76-year-old Harnath Tipirineni, a retired surgeon and emergency medicine specialist, showed the world that age is just a number when he conquered the Everest Base Camp with a group of men 30 years younger than him.
Dr. Harnath’s love for mountainous regions made him go trekking to places like Adi Kailash, the Pindari glacier, Mansarovar and Mount Kailash when he was much younger.
But in his latest trip, he decided to take one step forward to explore mountaineering as well.
Photo Credit: Wikimedia
Everest base camp refers to two base camps on opposite sides of the summit. The 5,364m high South Base Camp is in Nepal, and the 5,150m high North Base Camp is in Tibet. Dr.
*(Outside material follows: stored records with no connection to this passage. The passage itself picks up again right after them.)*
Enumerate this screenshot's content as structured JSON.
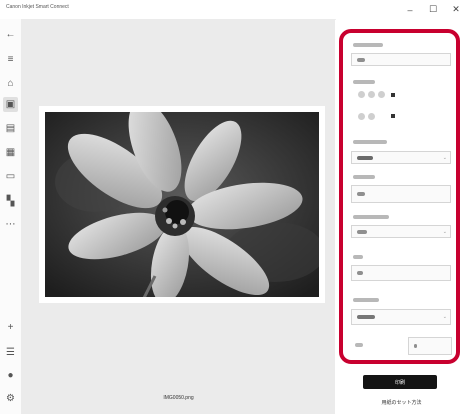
{
  "window": {
    "title": "Canon Inkjet Smart Connect",
    "minimize": "–",
    "maximize": "☐",
    "close": "✕"
  },
  "sidebar": {
    "icons": [
      "back-arrow-icon",
      "menu-icon",
      "home-icon",
      "photo-print-icon",
      "document-icon",
      "scan-icon",
      "printer-icon",
      "grid-icon",
      "more-icon",
      "add-icon",
      "list-icon",
      "user-icon",
      "settings-icon"
    ],
    "glyphs": {
      "back": "←",
      "menu": "≡",
      "home": "⌂",
      "photo": "▣",
      "document": "▤",
      "scan": "▦",
      "printer": "▭",
      "grid": "▚",
      "more": "⋯",
      "add": "+",
      "list": "☰",
      "user": "●",
      "settings": "⚙"
    }
  },
  "preview": {
    "filename": "IMG0050.png"
  },
  "panel": {
    "print_label": "印刷",
    "paper_setup_link": "用紙のセット方法",
    "highlight_color": "#c8002f"
  }
}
Harnath went for the South Base Camp.
While the base camp is considered to be a destination for amateur mountaineers, climbing it is also highly risky. Loose boulders roll down the slopes and being hit by them can be fatal. For Dr. Harnath, the risk was even higher because no company was ready to provide him with insurance at this age. “If one gets injured in the mountains, the only way to get back is to be air-lifted. So I wanted insurance, but nobody would give it to me,” he told The Hindu. Amateur mountaineers consider the Everest Base Camp as the first step to the Seven Summits – the highest mountains of each of the seven continents. 5,895 m high Kilimanjaro, the highest mountain of Africa, is just 500 m higher than the Everest Base Camp.
Dr Harnath spends about four months in India and the rest of the year he is in Chicago where he retired. After finishing his schooling from Pasumarru village in Krishna district of Andhra Pradesh, he went on to study medicine.
He was also a source of encouragement for many young climbers. “We passed several young IT professionals who were struggling on the way to Base Camp. I encouraged several of them who wanted to turn back, showing them Dr. Harnath,” said Mr Phani Bandreddi, who was also in the group along with Dr. Harnath.